Characterization of plasma cell-free DNA variants as of tumor- or clonal hematopoiesis-origin in 16,812 advanced cancer patients.

Abstract

Purpose: Plasma-based liquid biopsy tests can detect tumor-specific genetic alterations and offer many advantages that complement tissue-based Comprehensive Genomic Profiling (CGP). However, age-related clonal hematopoiesis (CH) mutations can confound liquid biopsy results and potentially lead to incorrect therapy choice.

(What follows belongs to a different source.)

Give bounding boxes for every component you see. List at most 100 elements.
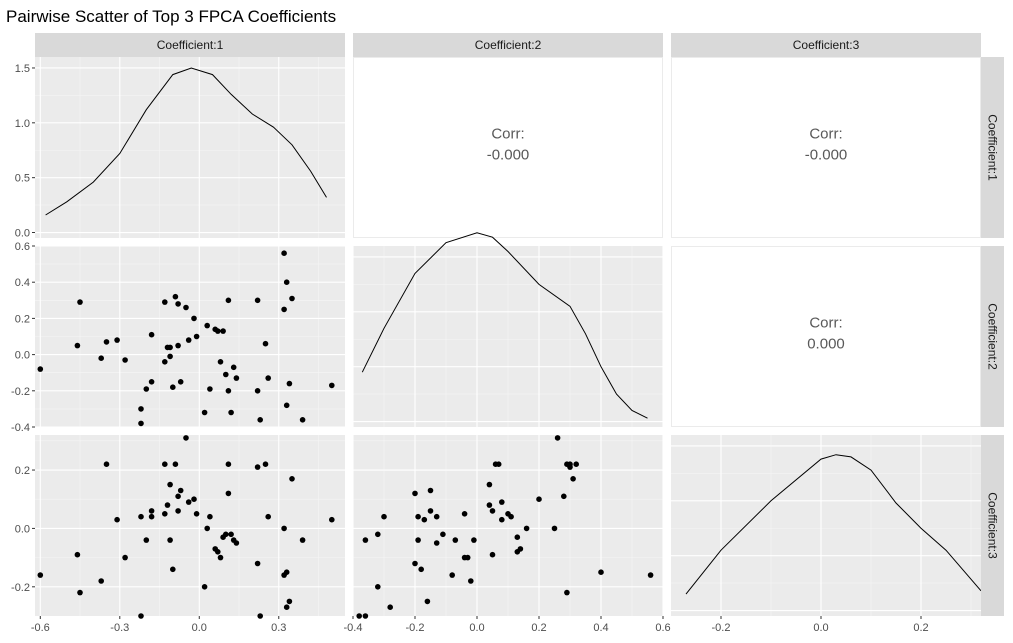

Experimental design: We assessed the landscape of 16,812 liquid profiles across 49 cancer types using the Caris Assure assay, a whole exome and whole transcriptome NGS workflow that independently sequences both plasma-derived cell-free total nucleic acids (cfTNA) as well as the white blood cell DNA and RNA from the buffy coat. The variant source was identified algorithmically by comparing plasma and buffy coat variant frequency and read quality metrics.

Results: 42.3% of 16,812 patients presented at least one CH variant among reportable clinical genes. We found 39% of BRCA2 variants to be of CH origin, as well as 37.9% of CHEK2, 27.4% of BRCA1, 20.1% of ATM, 7.3% NRAS, 5.8% BRAF, 2.1% EGFR, 2.1% KRAS, and 18.5% TP53. For patients aged 65-69, the median proportion of CH variant classification was 20%, whereas it was 33% for patients aged 70-74, 33% for ages 75-79, and 50% for ages 80+. We found high rates of CH detected in what would be otherwise druggable targets in many cancer types typically treated with PARP inhibitors, including breast, female genital tract, ovarian, pancreatic, prostate, and endometrial cancers.

Conclusion: This large study highlights the need for thorough CH classification during liquid biopsy to appropriately recommend therapies, especially PARP inhibitors.